Funky Butter’s conceptual framework is immediately evident. The album is bookended by the Foxy-Shazam-meets-Bootsy-Collins ebullience of “Everybody’s at the Party” and the boozy, laconic regret of “Everybody’s Left the Party.” Everything in between is ostensibly “the party,” but there’s an unnerving queasiness leading to the inevitable conclusion that, even when the mood is lightened, things are pointedly wrong, as though the partygoers are dancing while the world burns.
“That’s really it. I’ve felt very confused this year — like everybody — so the record itself is a little confusing,” Evans says. “Even making it, I was breaking my own rules, experimenting with my tendencies and preferences for what music should and shouldn’t sound like. There are moments where I intentionally made bad decisions. I had my fiancee Audrey do a verse on ‘Human Zoo.’ She doesn’t sing, she’s not musical, I just wanted her to be involved because it was funny. I was like, ‘Say, I’m a funky bunny bear.’ We improvised the entire verse from there.”
While Staycation and Reflector were performed solely by Evans, Funky Butter features several cameos: the aforementioned Audrey Moore; Evans’ workmate, Kara Henry, who provided vocals on “The Man;” former Automagik drummer Teddy Aitkins, who sings and drums on “Everybody’s at the Party;” and current Automagik drummer Andy Cluxton, who plays on “My Name in Lights.”
Evans had more ambitious plans for Funky Butter, but they never came to fruition.
“The first two were done in a vacuum and Funky Butter was my effort to shake that because I was getting bored,” Evans says with a laugh. “I initially intended to bring in as many people as I could for guest vocals.

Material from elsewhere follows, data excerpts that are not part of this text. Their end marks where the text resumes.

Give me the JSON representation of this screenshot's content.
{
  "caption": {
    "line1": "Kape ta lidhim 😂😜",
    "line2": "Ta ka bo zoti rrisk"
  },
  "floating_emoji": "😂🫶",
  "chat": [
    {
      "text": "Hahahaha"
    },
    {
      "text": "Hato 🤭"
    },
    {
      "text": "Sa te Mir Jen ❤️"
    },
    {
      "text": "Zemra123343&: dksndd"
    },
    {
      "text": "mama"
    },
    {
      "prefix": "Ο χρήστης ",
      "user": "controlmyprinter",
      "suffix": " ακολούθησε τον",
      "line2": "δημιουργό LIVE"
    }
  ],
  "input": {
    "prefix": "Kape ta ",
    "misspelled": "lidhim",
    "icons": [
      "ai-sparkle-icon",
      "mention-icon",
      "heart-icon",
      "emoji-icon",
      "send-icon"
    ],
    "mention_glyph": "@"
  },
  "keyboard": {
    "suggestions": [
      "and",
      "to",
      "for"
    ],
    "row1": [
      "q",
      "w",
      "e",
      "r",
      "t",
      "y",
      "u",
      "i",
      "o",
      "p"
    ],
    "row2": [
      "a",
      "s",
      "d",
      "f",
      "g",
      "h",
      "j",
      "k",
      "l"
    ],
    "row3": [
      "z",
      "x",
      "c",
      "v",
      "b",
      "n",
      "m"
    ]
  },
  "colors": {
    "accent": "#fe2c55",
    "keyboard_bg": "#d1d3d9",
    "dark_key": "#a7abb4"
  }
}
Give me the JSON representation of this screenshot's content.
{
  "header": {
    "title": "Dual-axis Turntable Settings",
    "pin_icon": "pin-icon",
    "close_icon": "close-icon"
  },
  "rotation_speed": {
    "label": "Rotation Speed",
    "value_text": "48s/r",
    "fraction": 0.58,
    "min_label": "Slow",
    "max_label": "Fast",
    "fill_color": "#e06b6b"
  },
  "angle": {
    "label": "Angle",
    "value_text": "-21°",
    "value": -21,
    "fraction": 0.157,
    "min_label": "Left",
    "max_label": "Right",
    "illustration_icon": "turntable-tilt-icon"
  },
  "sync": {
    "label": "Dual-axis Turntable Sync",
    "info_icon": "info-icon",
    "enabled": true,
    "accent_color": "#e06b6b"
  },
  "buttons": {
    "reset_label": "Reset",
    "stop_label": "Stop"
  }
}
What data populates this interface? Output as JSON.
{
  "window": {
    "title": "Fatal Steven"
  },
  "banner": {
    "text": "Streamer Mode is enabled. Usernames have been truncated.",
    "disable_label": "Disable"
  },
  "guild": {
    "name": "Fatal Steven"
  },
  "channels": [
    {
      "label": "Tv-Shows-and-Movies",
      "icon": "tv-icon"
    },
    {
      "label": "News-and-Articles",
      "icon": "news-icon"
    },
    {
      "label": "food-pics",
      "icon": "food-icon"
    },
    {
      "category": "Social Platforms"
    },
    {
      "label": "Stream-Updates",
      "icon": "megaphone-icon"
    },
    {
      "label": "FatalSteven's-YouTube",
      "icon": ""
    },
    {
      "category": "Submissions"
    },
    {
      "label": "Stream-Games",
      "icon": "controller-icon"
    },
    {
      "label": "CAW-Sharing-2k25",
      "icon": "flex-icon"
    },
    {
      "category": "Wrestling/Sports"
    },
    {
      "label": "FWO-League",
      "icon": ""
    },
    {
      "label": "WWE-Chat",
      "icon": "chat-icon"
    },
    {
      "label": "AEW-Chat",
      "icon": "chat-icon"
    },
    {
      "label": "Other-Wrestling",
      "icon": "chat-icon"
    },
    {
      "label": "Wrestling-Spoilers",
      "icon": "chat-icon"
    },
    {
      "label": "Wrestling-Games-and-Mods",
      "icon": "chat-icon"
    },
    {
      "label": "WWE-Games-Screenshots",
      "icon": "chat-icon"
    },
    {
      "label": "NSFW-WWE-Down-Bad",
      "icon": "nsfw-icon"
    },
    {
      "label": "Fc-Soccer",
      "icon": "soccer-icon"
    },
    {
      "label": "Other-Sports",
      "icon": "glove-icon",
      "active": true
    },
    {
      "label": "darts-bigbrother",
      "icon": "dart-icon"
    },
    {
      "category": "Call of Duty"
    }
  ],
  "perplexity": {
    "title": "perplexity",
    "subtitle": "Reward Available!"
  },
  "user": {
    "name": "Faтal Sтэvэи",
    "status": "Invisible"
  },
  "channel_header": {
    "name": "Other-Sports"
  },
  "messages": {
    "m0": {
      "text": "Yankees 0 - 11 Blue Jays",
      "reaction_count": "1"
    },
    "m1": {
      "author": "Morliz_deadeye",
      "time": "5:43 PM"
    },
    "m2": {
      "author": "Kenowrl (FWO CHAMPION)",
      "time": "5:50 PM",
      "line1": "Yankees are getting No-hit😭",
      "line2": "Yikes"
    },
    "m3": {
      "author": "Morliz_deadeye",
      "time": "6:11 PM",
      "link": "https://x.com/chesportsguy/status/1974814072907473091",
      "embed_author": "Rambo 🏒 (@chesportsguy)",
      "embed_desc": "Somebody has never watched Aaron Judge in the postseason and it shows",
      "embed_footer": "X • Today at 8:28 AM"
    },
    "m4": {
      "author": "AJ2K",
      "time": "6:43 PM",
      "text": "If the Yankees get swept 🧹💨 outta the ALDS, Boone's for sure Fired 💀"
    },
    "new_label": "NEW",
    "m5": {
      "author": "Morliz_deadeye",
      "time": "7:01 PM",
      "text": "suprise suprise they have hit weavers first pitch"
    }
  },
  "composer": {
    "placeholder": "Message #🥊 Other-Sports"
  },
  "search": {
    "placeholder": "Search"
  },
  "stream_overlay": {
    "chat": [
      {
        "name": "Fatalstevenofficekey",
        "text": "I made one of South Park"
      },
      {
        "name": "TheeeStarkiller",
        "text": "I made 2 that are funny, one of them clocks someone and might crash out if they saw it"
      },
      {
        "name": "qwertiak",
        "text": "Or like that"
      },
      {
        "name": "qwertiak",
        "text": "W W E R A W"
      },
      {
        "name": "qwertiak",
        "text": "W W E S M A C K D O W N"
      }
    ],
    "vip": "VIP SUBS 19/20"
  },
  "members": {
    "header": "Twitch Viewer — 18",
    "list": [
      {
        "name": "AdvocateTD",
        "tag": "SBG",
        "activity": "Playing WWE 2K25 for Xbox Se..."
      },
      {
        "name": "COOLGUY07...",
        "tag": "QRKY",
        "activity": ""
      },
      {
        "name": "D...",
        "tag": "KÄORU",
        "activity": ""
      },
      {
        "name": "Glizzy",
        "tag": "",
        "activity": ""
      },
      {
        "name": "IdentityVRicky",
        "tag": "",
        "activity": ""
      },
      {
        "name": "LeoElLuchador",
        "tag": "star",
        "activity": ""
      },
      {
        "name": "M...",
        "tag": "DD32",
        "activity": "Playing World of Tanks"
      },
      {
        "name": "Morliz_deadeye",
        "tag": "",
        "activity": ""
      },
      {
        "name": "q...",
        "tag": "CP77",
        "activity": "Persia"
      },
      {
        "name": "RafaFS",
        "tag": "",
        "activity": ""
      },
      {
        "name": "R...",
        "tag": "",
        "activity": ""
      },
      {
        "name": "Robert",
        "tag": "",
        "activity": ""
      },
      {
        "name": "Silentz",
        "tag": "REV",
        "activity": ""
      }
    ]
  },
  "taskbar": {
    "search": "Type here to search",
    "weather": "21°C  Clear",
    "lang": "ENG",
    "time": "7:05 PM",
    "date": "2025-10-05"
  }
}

It was going to be this big cameo/collaborative record, but nope, that didn’t happen because of the pandemic. The worst time ever to decide to make a collaborative album.”
Evans also credits his friend and photographer Tyler Isaacs for influencing all three projects with the impactful images he contributed to the process.
“Tyler’s photography captured the spirit I was trying to evoke with each release,” Evans says. “The art definitely inspired some of the music choices. That was one way I was able to collaborate on these releases outside of the music.”
Sunfiend’s sound isn’t dramatically different from Automagik’s sonic fingerprint, as it all represents Evans’ long-standing spectrum of influences and his translation/incorporation methodology. The main departure is that Sunfiend is Evans’ creative id unbound.
“The solo stuff is more free in terms of rules, which can be total chaos,” he says. “Me and Devin (Williams) have been writing together for so long, I feel like I have a built-in Devin voice in my head. But now I think maybe I just have multiple personalities. Funky Better is probably a good indication of that, song to song; there are a lot of characters I get into.
“Project to project, Automagik is really just me and Devin having fun. It’s like playing ping-pong with music. We keep the game going and it’s very back and forth. With Sunfiend, it’s playing ping-pong with myself. Hard to play, harder to win.”